Çok geçmeden bi hemşire odaya girdi ve eşimin kahvaltısını bırakıp gitti. Yumurta, zeytin, bal ve bir de süt var dı. Saatime baktım. Ve bayağı zaman geçmişti. Saat 9'a geliyordu. Cenk'le bir an önce görüşmek istiyordum.
Özlem'in ağzından:
Uyanır uyanmaz yattığım yerden doğruldum ve gözlerimi ovuşturmaya başladım. Ardından Yerimden kalktım ve lavaboya gittim. Saate bakmayı unutmuştum. Ardından Telefonumu aradım ve en sonunda saate baktım. Saat 8:30 du. Hemen giyinmeye başladım. Ne kadar acele edersek o kadar iyidir. Üzerime siyah bir tişört altıma ise pembe bir şort gitmiştim. Ayağıma da beyaz Converselerimi giymiştim. Ve Hazırdım. Şimdi tek iş herkesi uyandırmaktı benimle beraber kalkan kimse yoktu. Ya niye ben? Niye ben önce kalktım ki? Sanki bi bok varda kalkıyorum. Tabi bi bok olacaktı. Cenk'i arayacaktık ve acele etmemiz gerekiyordu. Hemen aşağı indim ve Çağla'yı uyandırmak üzere yanına gittim. Tolga o kadar çılgınca uyuyordu ki gövdesinin yarısı resmen Çağla'nın üzerindeydi. Çağla'yı uyandırdım. Ama geri yattı. Allahım niye ben ya. Bir de bunlarla uğraşacaktım. Uzun uğraşlar sonucunda Çağla en soninda uyanabilmişti. Kalkarken Tolga'ya yanlışlıkla çarpmıştı ve yere biraz sert düştüğü için hemen uyanmıştı. Küçük bir küfür savurduktan sonra;
- Ne oluyor ya?
- Bişey olmuyor hadi kalk.
- Ya biraz daha.
- Tolga kalk dedim sana.
- Ya ne olur biraz dah ya.
- Ben şimdi göstereceğim sana biraz dahayı.
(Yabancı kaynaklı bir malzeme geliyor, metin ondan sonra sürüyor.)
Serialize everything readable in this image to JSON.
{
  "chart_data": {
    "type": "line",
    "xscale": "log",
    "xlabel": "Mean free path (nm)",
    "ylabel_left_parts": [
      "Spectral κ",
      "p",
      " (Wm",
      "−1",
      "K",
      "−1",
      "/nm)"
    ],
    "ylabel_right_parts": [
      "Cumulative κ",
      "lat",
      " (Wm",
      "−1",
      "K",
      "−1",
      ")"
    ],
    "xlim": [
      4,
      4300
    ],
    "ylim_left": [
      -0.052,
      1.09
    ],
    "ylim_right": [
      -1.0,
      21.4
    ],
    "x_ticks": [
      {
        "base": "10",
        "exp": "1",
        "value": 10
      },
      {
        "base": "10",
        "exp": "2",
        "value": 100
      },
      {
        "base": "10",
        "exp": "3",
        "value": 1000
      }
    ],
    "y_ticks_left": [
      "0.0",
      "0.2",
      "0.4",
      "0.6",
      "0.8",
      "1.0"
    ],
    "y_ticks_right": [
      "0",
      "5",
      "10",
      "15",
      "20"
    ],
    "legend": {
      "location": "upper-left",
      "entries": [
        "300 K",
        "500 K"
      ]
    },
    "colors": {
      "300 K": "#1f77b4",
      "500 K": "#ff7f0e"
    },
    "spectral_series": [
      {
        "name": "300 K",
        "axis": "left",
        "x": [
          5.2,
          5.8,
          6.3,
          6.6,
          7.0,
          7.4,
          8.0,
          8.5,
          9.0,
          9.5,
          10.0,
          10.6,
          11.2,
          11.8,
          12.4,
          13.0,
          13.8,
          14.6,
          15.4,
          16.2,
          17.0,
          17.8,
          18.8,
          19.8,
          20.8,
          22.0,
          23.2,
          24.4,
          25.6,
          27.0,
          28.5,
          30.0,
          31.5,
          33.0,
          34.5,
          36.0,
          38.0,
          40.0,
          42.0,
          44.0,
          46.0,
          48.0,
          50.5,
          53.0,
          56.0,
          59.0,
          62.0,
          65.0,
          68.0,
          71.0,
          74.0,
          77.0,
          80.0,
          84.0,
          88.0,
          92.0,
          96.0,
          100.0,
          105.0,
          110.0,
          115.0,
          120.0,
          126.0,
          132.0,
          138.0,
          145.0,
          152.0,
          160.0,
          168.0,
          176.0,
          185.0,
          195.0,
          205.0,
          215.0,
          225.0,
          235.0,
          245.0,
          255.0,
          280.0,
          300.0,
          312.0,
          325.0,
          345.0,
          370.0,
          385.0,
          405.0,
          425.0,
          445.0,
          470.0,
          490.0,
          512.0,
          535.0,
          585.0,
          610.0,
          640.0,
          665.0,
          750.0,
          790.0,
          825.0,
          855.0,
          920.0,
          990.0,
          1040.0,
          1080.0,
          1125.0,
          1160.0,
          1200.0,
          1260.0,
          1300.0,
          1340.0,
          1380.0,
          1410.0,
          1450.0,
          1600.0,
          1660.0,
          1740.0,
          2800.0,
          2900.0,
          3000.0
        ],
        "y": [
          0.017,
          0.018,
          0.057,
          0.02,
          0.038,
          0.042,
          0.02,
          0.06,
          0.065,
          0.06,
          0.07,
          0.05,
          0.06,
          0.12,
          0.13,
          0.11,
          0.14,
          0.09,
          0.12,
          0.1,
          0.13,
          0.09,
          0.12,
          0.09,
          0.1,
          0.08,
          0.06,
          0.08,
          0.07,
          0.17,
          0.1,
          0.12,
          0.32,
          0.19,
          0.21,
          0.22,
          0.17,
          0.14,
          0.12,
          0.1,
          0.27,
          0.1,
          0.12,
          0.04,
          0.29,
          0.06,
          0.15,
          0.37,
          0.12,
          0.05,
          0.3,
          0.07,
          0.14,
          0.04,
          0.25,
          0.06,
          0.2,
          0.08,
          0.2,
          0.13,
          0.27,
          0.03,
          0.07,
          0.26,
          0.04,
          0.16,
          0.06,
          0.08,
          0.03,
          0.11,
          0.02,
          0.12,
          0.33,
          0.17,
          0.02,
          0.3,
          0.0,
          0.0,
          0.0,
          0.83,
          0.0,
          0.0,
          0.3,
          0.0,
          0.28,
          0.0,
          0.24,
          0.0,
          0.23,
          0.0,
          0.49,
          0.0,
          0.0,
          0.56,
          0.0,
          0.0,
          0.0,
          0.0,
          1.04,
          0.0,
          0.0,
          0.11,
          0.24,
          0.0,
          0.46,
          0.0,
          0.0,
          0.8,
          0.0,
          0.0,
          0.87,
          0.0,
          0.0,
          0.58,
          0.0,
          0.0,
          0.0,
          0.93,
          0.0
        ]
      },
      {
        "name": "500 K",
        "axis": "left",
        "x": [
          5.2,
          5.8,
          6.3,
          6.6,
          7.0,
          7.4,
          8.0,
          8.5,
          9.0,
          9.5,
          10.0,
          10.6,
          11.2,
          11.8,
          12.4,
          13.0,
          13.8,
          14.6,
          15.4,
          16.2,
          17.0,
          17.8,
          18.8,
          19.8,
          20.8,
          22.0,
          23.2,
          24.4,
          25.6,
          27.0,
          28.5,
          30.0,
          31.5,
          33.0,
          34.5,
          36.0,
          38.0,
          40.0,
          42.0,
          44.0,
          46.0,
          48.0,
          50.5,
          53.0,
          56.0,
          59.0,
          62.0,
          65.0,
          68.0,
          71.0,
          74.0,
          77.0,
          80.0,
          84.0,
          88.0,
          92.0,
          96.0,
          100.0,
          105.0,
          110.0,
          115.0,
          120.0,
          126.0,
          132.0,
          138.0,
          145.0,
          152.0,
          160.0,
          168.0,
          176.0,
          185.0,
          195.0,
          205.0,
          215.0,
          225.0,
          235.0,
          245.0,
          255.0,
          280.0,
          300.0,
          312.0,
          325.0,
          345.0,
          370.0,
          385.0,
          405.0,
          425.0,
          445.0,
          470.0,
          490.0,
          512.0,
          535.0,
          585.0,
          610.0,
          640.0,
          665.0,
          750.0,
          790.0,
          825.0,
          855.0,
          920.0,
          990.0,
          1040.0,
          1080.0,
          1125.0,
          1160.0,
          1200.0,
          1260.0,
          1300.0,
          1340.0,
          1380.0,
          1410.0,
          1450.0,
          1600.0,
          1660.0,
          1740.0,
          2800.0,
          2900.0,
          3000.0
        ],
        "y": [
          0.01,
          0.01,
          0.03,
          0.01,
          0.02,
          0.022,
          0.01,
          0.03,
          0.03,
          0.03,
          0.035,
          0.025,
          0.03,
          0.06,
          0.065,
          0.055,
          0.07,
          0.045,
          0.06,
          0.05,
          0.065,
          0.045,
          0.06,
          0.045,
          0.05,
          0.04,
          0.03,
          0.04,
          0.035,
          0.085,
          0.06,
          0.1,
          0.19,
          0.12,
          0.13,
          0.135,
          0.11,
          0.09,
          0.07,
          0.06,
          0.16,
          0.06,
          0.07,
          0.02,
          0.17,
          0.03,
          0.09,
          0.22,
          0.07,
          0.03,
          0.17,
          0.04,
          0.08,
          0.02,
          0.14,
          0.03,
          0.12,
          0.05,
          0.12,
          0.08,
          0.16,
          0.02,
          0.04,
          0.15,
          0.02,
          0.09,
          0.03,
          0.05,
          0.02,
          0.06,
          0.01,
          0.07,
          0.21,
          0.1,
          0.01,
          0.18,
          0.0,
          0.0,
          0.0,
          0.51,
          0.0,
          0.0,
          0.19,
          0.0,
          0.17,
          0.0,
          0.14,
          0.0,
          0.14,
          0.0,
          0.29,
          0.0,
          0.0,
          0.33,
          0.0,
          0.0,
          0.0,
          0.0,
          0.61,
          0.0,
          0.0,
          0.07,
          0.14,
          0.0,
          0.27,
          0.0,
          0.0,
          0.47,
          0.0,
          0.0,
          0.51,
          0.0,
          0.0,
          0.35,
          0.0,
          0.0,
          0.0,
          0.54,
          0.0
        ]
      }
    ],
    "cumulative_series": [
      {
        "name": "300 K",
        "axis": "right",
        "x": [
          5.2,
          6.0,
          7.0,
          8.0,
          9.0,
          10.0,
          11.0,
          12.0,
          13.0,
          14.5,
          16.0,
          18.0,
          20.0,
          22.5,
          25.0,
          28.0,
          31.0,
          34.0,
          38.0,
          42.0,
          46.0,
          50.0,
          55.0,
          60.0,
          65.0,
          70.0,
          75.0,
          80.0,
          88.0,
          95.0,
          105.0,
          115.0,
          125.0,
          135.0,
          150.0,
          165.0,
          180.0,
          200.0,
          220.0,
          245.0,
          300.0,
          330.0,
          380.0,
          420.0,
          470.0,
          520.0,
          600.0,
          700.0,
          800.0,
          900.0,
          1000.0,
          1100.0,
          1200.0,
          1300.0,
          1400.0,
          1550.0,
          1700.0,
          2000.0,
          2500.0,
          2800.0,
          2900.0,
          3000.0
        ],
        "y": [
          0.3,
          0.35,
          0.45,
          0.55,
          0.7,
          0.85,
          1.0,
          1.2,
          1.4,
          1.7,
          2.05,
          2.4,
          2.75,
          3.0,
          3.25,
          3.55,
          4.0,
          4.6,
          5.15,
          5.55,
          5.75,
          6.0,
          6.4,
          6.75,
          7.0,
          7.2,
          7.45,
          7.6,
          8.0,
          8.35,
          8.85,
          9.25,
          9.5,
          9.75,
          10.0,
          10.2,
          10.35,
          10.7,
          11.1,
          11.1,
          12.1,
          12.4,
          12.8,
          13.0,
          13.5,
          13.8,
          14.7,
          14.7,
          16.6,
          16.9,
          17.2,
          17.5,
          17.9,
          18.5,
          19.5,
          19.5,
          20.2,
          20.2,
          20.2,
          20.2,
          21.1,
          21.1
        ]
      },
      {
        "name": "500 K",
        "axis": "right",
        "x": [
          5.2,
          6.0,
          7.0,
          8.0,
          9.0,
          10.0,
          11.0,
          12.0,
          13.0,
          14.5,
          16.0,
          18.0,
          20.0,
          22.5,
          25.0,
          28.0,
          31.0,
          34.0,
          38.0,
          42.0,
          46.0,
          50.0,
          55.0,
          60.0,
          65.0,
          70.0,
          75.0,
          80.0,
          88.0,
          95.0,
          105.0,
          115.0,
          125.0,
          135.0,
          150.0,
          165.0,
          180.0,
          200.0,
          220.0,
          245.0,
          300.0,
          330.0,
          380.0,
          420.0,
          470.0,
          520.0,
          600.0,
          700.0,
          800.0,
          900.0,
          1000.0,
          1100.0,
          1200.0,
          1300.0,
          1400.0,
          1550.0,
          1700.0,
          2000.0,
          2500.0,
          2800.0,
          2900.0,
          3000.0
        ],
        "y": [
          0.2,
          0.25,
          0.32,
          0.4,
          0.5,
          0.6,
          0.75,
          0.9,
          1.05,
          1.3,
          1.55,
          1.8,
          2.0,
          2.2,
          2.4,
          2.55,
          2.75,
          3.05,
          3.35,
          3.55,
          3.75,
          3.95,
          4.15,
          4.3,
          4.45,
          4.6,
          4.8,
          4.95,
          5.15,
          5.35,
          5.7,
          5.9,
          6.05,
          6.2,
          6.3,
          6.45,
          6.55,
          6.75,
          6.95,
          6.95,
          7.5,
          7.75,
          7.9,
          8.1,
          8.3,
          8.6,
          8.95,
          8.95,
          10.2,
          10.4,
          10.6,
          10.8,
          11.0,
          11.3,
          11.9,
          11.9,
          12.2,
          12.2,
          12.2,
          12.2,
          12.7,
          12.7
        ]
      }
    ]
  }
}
Acele etmemiz gerekiyordu. Ama Tolga bey illa ki uyuyacaktı. Kendisi istemişti. Mutfağa gittim ve bir Sürahiye su doldurdum. Ardından Tolga'nın başının ucunda dikildim.
- Tolga hadi uyan.
Ses gelmedi tekrar bağırdım.
- Tolga hadi uyan. Yoksa yüzüne su dökeceğim.
Ses yok bişey yok. Kendisi kaşınmıştı. Allahım Cenk bu durumdayken nelerle uğraşıyordum. Ardından Çağla da geldi ve kapıdan bana baktı. Gülüyordu. Anlamıştı heralde. Ardından suyu Tolga'nın yüzüne döktüm ve bir an da yerinden sıçradı.
- Kızım ne yapıyorsun sen?
- Uyan dedik uyanmadın.
- Her uyanmayana böyle mi yapıyorsun?
- Yok farklı tekniklerim daha var. Merak ettiysen başka bir gün bilerek uyanma da göstereyim sana.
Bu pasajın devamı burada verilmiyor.